Kernpiler: Compiler Optimization for Quantum Hamiltonian Simulation with Partial Trotterization
Ethan Decker, Lucas Goetz, Evan McKinney, Erik Gustafson, Junyu Zhou, Yuhao Liu, Alex K. Jones, Ang Li, Alexander Schuckert, Samuel Stein, Eleanor Crane, Gushu Li
TL;DR
This paper introduces Kernpiler, a compiler framework for quantum Hamiltonian simulation that leverages partial Trotterization to reduce error per Trotter step by partitioning non-commuting terms into dense, small-unityary blocks. It combines dense-term partitioning, commuting-group reordering with edge-focused Trotter steps, and Monte Carlo Tree Search to synthesize grouped exponentials into optimized gate sequences, achieving significant depth and gate-count reductions compared with state-of-the-art baselines. Theoretical analysis shows commutator-based error cancellation scales with partition size, and empirical results across spin, fermionic, and molecular Hamiltonians demonstrate substantial improvements in both gate counts and circuit depth, especially for first-order Trotterization. The approach also integrates randomized compilation concepts to convert coherent errors into stochastic noise, increasing robustness and scalability.
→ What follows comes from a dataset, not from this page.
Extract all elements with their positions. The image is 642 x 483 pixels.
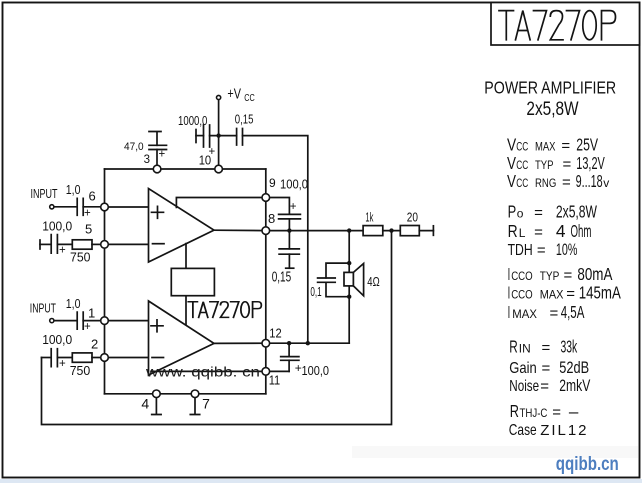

Overall, Kernpiler offers a practical route to more efficient quantum simulations on near- and mid-term devices by exploiting fine-grained error structure and learned synthesis patterns.
Abstract
Quantum computing promises transformative impacts in simulating Hamiltonian dynamics, essential for studying physical systems inaccessible by classical computing. However, existing compilation techniques for Hamiltonian simulation, in particular the commonly used Trotter formulas struggle to provide gate counts feasible on current quantum computers for beyond-classical simulations. We propose partial Trotterization, where sets of non-commuting Hamiltonian terms are directly compiled allowing for less error per Trotter step and therefore a reduction of Trotter steps overall. Furthermore, a suite of novel optimizations are introduced which complement the new partial Trotterization technique, including reinforcement learning for complex unitary decompositions and high level Hamiltonian analysis for unitary reduction. We demonstrate with numerical simulations across spin and fermionic Hamiltonians that compared to state of the art methods such as Qiskit's Rustiq and Qiskit's Paulievolutiongate, our novel compiler presents up to 10x gate and depth count reductions.